Four public sector banks that had reported heavy losses due to a surge in bad loans may struggle to make coupon payments on their additional tier 1 (AT1) bonds, according to Crisil.
The credit rating agency has projected that almost half of the 13 public sector banks that had reported losses in 2015-16 are likely to do so again this fiscal year.
“A sharp decline in profitability and mounting losses could wipe out the revenue reserves of some public sector banks (PSBs) and hamper their near-term ability to service coupon on Additional Tier 1 (AT1) bonds issued under Basel III capital regulations,” Crisil said in a report.
Fourteen public sector banks raised Rs.22,600 crore through AT1 bonds. While the Centre has committed capital support to PSBs to sustain their capital ratios above the regulatory minimum, the coupon on AT1 bonds can only be serviced through current year’s profit or from revenue reserves and hence any capital infusion by government alone cannot improve the bank’s ability to service coupon on these bonds, according to Crisil.
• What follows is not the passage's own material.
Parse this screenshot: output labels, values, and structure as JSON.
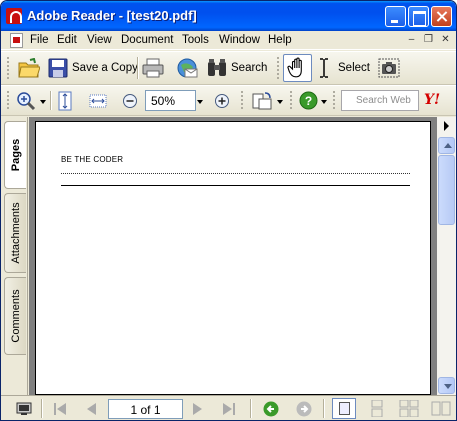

“Apart from high probability of posting losses this fiscal, negative or low revenue reserves are likely to make six PSBs vulnerable,” Krishnan Sitaraman, Senior Director, Financial Sector and Structured Finance Ratings, CRISIL said in an interview. “Of these, four have AT1 bonds outstanding, where continued losses could wipe out their revenue reserves and pose a challenge when it comes to coupon servicing.”
Crisil has divided the 21 public sector banks into three buckets. In the first bucket there are 11 banks that are expected to report profit. The second bucket has 4 lenders, which could report losses but have adequate reserves to service coupon payments.
It is the third bucket of six that could prove challenging as four, which had sold AT1 bonds and have challenging reserve positions, could also report further losses in the current financial year putting them in a spot, Mr. Sitaraman said.
The rating agency also observed that some banks were reporting revenue reserves in their audited balance sheets without adjusting for P&L losses. Instead, the losses were being shown as a negative ‘Balance in P&L Account’ on the liability side.